Bevvero una tazza di caffè caldo e poi il più audace fu lui: la strinse con galanteria, cominciò ad accarezzarla e le baciò i seni. Le lenzuola di quel letto si trasformarono nell’inquietudine di un oceano e la passione straripò in un atto d’amore. Si amarono come non era mai successo prima ad entrambi e si scambiarono vicendevolmente tante promesse: nessuno li avrebbe mai separati e non ci sarebbe stato un giorno che non avrebbero passato assieme.

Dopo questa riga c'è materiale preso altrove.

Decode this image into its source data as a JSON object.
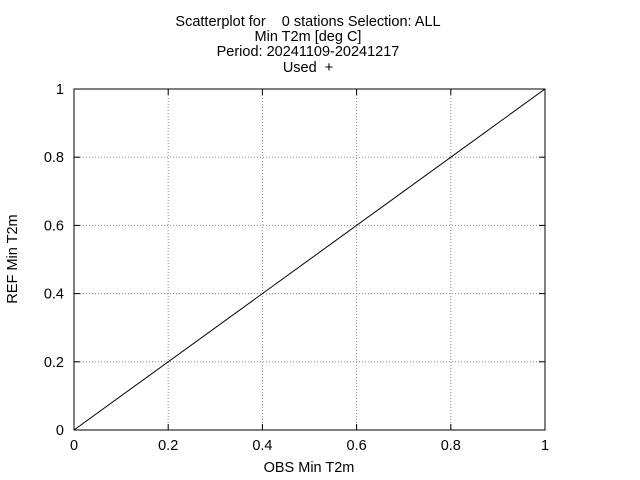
{
  "chart_data": {
    "type": "line",
    "title_lines": [
      "Scatterplot for    0 stations Selection: ALL",
      "Min T2m [deg C]",
      "Period: 20241109-20241217",
      "Used  +"
    ],
    "xlabel": "OBS Min T2m",
    "ylabel": "REF Min T2m",
    "xlim": [
      0,
      1
    ],
    "ylim": [
      0,
      1
    ],
    "x_ticks": [
      0,
      0.2,
      0.4,
      0.6,
      0.8,
      1
    ],
    "x_tick_labels": [
      "0",
      "0.2",
      "0.4",
      "0.6",
      "0.8",
      "1"
    ],
    "y_ticks": [
      0,
      0.2,
      0.4,
      0.6,
      0.8,
      1
    ],
    "y_tick_labels": [
      "0",
      "0.2",
      "0.4",
      "0.6",
      "0.8",
      "1"
    ],
    "grid": true,
    "series": [
      {
        "x": [
          0,
          1
        ],
        "y": [
          0,
          1
        ],
        "color": "#000000"
      }
    ],
    "points": []
  }
}
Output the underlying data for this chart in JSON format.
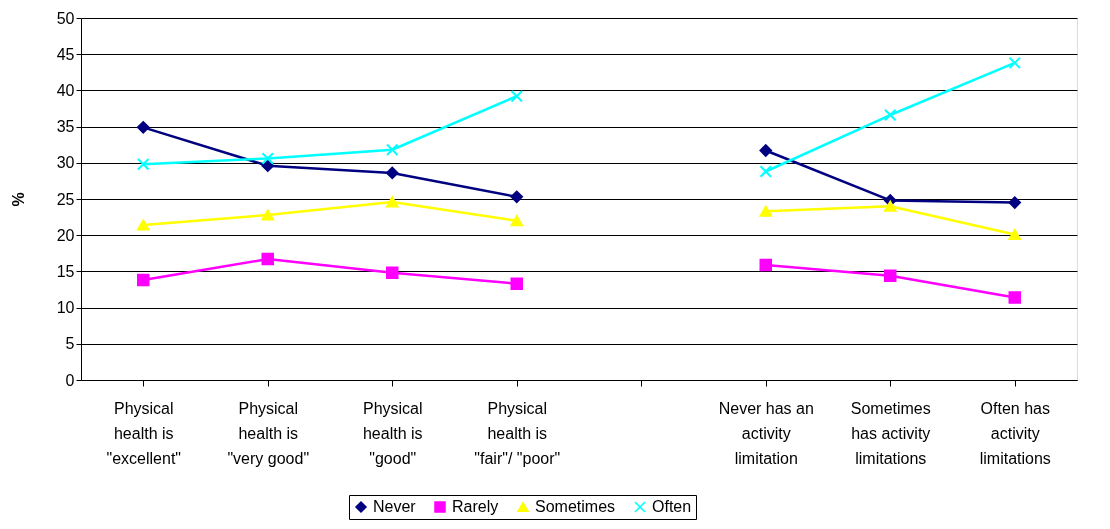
{
  "chart_data": {
    "type": "line",
    "ylabel": "%",
    "categories": [
      "Physical\nhealth is\n\"excellent\"",
      "Physical\nhealth is\n\"very good\"",
      "Physical\nhealth is\n\"good\"",
      "Physical\nhealth is\n\"fair\"/ \"poor\"",
      null,
      "Never has an\nactivity\nlimitation",
      "Sometimes\nhas activity\nlimitations",
      "Often has\nactivity\nlimitations"
    ],
    "series": [
      {
        "name": "Never",
        "color": "#000080",
        "marker": "diamond",
        "values": [
          34.9,
          29.6,
          28.6,
          25.3,
          null,
          31.7,
          24.8,
          24.5
        ]
      },
      {
        "name": "Rarely",
        "color": "#ff00ff",
        "marker": "square",
        "values": [
          13.8,
          16.7,
          14.8,
          13.3,
          null,
          15.9,
          14.4,
          11.4
        ]
      },
      {
        "name": "Sometimes",
        "color": "#ffff00",
        "marker": "triangle",
        "values": [
          21.4,
          22.8,
          24.6,
          22.0,
          null,
          23.3,
          24.0,
          20.1
        ]
      },
      {
        "name": "Often",
        "color": "#00ffff",
        "marker": "cross",
        "values": [
          29.8,
          30.6,
          31.8,
          39.2,
          null,
          28.8,
          36.6,
          43.8
        ]
      }
    ],
    "ylim": [
      0,
      50
    ],
    "yticks": [
      0,
      5,
      10,
      15,
      20,
      25,
      30,
      35,
      40,
      45,
      50
    ],
    "grid": "y",
    "legend": "bottom",
    "line_style": "solid"
  }
}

Restarono a letto fino al tramonto, guancia contro guancia, abbracciati, finché Beatrice interruppe il silenzio: “Quando ho paura, ho un posto segreto dove rifugiarmi. La casa al mare dove vado in vacanza fin da piccola. C’è un terrazzino. Mi siedo, sorseggio un caffè e volano via le mie insicurezze”. Leopold annuì e si sentì assalito dalla paura quando il suo sguardo finì sul post-it che gli ricordava l’appuntamento dell’indomani. (CONTINUA)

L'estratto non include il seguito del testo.